Quebec History Marianopolis College

Date Published:
September 2004

L’Encyclopédie de l’histoire du Québec / The Quebec History Encyclopedia


Joseph Onasakenrat



[This text was originally published in 1907 by the Bureau of American Ethnology as part of its Handbook of American Indians North of Mexico. It was later reproduced, in 1913, by the Geographic Board of Canada. The work done by the American Bureau was monumental, well informed and incorporated the most advanced scholarship available at the time. In many respects, the information is still useful today, although prudence should be exercised and the reader should consult some of the contemporary texts on the history and the anthropology of the North American Indians suggested in the bibliographic introduction to this section.
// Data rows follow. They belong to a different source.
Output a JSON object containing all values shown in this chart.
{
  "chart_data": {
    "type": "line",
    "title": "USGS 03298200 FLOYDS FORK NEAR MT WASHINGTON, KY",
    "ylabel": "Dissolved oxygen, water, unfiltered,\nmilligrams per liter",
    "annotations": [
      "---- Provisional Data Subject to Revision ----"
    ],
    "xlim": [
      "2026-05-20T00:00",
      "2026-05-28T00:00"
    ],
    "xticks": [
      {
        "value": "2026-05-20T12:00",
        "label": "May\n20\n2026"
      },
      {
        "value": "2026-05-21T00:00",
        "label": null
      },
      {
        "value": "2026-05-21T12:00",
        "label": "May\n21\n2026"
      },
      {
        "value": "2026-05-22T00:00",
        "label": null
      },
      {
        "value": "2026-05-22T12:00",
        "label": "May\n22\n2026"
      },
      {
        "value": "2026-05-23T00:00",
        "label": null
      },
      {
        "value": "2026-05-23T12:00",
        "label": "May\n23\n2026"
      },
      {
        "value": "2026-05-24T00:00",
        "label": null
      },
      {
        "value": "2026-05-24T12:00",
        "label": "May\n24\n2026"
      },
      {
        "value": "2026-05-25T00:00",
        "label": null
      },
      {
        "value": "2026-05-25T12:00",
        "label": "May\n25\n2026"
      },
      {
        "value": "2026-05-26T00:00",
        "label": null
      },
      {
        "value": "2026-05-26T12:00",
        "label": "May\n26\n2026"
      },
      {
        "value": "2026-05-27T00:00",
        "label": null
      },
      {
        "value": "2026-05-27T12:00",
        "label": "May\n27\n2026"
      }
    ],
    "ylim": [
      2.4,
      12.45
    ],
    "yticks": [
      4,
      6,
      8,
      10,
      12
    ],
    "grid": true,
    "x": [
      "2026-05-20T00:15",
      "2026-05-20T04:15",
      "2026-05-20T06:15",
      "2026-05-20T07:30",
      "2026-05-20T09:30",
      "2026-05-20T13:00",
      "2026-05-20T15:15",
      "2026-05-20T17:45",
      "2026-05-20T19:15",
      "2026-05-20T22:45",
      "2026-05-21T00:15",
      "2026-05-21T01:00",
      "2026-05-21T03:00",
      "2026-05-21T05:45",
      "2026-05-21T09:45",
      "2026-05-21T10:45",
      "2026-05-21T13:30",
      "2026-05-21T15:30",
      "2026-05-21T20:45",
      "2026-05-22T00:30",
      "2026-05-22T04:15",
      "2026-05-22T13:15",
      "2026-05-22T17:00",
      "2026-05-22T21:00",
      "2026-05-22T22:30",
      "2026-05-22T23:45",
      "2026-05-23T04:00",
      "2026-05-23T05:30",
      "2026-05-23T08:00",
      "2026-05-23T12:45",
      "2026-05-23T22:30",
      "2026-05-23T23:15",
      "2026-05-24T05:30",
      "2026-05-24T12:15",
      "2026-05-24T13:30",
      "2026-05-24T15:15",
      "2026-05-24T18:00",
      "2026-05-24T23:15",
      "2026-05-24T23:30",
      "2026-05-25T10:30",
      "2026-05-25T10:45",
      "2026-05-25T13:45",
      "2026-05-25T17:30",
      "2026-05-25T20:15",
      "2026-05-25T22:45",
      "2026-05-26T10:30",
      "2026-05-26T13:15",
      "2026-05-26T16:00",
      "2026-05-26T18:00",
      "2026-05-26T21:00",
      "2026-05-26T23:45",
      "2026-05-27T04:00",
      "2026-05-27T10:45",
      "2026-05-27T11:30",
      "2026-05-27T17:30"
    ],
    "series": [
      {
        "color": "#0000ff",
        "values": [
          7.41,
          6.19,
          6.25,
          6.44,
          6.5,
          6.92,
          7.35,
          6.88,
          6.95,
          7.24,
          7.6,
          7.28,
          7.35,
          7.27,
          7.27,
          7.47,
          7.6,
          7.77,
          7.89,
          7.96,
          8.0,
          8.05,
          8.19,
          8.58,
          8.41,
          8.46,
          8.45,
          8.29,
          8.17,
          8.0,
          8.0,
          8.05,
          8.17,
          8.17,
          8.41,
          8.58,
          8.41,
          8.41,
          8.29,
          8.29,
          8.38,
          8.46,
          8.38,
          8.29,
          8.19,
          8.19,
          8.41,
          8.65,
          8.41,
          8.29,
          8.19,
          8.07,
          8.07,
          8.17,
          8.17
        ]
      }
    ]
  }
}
The articles were not completely devoid of the paternalism and the prejudices prevalent at the time. While some of the terminology used would not pass the test of our "politically correct" era, most terms have been left unchanged by the editor. If a change in the original text has been effected it will be found between brackets [.] The original work contained long bibliographies that have not been reproduced for this web edition. For the full citation, see the end of the text.]


Onasakenrat ('White Feather') Joseph. A Mohawk chief, noted for his translations of religious works into his native language. He was born on his father's farm, near Oka, Quebec , Sept. 4, 1845; at 14 years of age he was sent to Montreal College to be educated for the priesthood, remaining there about 4 years. He was afterward converted to Protestantism and became an evangelical preacher. On June 15, 1877, the Catholic church of Oka was burned, and Chief Joseph was tried for the offence, but was not convicted. He died suddenly, Feb. 8, 1881, at Caughnawaga. Among his translations into the Mohawk dialect are the Gospels (1880) and a volume of hymns. At the time of his death he was engaged in translating the remainder of the Bible, having reached in the work the Epistles to the Hebrews.